В семь они уже были в пути к перевалу Москито. Первый час она просидела съежившись под одеялом, дыхание оставляло иней на шерсти, прикрывавшей лицо. Холодный ветер выискивал, через какую щель к ней пробраться, ноги стыли под меховой полостью. От лошадиного помета, падавшего на дорогу, шел пар. Пока забирали все выше сквозь обугленный ельник, на них налетали клочья облачной пелены. Во всех затененных местах лежал снег.
Наконец проехали облака насквозь, стало солнечно. Оглянувшись, Сюзан увидела внизу долину Саут-Парк, почти до краев наполненную облаками, виднелись только зубцы вершин. Две плохонькие лошадки, вороная и гнедая, нехотя тащили их вверх по крутому каньону, каждые четверть мили останавливаясь перевести дух. Потом началось плато, миновали рощицу осин, все еще безлиственных, между их стволами белели глубокие сугробы; дальше редкая россыпь субальпийских пихт, искривленных и малорослых, а потом просто рыжая трава, чуть зеленеющая на южных склонах и прячущаяся под глубокими снежными наносами на северных. Вся эта горная местность сияла под ярким солнцем.

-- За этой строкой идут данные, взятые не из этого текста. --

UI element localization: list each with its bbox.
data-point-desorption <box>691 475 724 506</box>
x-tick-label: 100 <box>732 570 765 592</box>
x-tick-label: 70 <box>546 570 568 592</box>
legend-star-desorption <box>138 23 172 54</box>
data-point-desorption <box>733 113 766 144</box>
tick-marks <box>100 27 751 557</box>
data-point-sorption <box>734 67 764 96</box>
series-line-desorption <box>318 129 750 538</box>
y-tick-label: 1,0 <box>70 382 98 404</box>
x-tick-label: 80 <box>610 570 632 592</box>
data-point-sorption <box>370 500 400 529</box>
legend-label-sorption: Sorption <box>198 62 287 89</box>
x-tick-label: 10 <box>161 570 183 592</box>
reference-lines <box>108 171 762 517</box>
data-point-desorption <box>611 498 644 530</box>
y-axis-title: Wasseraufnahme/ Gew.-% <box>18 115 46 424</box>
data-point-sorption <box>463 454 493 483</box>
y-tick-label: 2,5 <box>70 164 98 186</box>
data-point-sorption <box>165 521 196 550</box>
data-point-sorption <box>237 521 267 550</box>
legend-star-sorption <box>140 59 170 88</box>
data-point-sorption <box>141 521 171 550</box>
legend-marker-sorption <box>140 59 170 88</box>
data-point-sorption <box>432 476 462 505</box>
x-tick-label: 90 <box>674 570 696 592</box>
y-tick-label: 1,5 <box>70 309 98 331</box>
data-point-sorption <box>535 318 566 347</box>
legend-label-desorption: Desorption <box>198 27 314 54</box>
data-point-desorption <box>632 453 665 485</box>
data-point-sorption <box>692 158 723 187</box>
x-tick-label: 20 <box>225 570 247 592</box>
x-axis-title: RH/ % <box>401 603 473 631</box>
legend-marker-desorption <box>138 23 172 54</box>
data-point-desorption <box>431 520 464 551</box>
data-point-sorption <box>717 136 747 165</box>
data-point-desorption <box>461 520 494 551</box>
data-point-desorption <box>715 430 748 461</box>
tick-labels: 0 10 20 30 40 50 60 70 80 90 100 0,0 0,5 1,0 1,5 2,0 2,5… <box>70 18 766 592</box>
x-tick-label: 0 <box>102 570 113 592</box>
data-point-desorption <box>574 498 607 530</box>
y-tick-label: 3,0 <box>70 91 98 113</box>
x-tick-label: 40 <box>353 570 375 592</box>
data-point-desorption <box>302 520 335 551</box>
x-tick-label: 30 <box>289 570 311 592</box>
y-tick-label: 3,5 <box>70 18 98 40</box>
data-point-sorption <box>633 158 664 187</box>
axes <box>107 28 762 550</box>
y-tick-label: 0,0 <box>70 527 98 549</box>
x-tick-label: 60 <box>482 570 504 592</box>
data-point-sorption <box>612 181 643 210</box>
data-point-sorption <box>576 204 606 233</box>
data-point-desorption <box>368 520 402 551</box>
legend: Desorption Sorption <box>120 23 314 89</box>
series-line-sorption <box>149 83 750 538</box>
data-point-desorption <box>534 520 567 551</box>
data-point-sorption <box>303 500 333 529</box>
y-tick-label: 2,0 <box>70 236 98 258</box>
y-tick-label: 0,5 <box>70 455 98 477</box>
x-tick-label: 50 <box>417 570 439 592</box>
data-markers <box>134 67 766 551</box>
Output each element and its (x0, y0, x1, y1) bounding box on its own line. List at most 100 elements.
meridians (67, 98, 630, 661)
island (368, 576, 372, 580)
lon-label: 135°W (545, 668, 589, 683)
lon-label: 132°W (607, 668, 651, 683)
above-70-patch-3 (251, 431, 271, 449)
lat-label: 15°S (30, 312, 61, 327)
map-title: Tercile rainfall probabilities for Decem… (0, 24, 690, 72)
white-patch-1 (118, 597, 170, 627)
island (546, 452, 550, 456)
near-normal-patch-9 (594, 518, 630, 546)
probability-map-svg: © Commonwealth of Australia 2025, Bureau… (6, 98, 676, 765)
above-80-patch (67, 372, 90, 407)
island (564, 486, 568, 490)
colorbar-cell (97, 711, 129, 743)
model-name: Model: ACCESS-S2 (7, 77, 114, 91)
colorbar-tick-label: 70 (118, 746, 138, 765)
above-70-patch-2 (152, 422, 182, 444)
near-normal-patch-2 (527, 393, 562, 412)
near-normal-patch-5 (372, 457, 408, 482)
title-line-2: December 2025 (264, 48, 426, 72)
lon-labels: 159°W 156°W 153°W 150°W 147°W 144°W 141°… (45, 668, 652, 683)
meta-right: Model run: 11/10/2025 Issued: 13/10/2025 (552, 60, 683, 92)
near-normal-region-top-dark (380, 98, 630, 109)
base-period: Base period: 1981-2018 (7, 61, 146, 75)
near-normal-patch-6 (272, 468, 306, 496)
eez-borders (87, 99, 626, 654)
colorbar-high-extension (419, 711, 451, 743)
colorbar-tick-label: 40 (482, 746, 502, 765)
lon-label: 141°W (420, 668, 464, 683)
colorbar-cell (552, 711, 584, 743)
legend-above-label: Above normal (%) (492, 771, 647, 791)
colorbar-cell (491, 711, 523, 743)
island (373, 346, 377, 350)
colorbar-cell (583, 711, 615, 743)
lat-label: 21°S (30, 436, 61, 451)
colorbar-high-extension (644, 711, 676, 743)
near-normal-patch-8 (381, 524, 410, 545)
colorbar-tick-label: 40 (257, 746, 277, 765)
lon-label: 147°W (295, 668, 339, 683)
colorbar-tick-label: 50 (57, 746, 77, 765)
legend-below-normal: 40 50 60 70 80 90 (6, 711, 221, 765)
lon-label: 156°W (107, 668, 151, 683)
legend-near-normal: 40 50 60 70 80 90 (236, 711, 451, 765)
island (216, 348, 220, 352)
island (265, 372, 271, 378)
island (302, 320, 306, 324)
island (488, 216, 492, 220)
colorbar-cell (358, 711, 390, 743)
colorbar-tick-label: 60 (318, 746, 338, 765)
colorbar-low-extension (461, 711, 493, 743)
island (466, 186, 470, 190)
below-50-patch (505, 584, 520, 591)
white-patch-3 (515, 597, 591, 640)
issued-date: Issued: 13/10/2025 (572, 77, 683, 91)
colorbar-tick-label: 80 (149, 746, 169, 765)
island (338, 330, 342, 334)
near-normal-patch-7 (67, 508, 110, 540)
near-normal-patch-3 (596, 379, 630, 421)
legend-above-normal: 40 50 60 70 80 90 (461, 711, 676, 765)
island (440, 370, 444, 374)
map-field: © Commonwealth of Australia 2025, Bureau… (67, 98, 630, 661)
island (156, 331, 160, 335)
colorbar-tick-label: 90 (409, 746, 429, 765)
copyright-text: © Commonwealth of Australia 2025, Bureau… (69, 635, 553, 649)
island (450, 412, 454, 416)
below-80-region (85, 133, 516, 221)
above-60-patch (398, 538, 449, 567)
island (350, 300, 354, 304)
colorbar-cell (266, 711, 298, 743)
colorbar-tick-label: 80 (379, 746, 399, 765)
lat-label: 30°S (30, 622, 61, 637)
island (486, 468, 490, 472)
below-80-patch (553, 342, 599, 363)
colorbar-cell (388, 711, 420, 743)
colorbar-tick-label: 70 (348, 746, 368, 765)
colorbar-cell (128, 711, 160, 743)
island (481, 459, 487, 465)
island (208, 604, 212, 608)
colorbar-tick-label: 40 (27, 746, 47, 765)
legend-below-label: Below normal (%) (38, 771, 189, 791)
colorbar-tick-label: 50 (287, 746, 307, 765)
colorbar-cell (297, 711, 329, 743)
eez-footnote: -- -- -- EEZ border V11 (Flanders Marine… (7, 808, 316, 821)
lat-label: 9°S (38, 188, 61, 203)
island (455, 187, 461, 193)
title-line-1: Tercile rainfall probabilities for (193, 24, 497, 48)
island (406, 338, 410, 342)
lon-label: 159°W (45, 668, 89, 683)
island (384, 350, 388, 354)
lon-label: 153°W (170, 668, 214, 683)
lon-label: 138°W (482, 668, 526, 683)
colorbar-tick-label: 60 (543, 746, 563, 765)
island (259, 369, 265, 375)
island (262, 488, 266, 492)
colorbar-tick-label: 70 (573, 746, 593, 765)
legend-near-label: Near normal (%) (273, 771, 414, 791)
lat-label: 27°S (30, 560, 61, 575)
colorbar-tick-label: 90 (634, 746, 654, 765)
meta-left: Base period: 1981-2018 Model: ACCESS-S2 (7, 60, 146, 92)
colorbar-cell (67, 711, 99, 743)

Когда нужно было, они сторонились, пропуская рудные фургоны с концентратом и штейном. Горизонт, откуда ни глянь с этого волшебного плато, был иззубрен, как челюсть акулы. Дорога повернула и пошла вниз через висячую долину, где над мокрой травой роились комары; потом, после поворота за голую скалу, новый подъем, и комаров там мгновенно сдуло таким холодным ветром, что у нее заныли зубы. Глаза слезились от стужи и света.
– Ну как, похоже на дилижанс в Нью-Альмаден? – спросил Оливер.
– Беру свои слова обратно. Тут такая дикая красота. Тут мне гораздо больше нравится.
– И мне. Но без городишки Фэрплея я мог бы обойтись.
– Мы его перетерпели.
– Ты молодчина, Сюзи, – сказал он. – Знаешь ты это? Большинство женщин после такой ночки слегли бы на неделю.
– Куда бы я могла слечь? – Она захихикала. Ее голос ее удивил: ломкий, как лед, в этом разреженном воздухе. – Может быть, я и слягу на неделю, когда будет куда.
– Навряд ли. Тебя не подкосило.
– Я всю ночь лежала без сна и сочиняла про это для “Сенчури”, – сказала она. – Намереваюсь стать их западной корреспонденткой. По меньшей мере – вообрази, какие письма я смогу писать Огасте. – От этой мысли она вновь рассмеялась; она прижала к щекам, которым было больно от холода и солнца, ладони в черных митенках. Подумала, что у нее, наверно, такой же здоровый вид, как у девочки на катке. Что странно, она и чувствовала себя здоровой. – Нет, – сказала она, – не смогу. Представь себе, что она открывает письмо с описанием прошлой ночи и читает его Томасу за завтраком в столовой какого-нибудь гранд-отеля на Женевском озере или еще где-нибудь, откуда вся цивилизованная Европа любуется видом.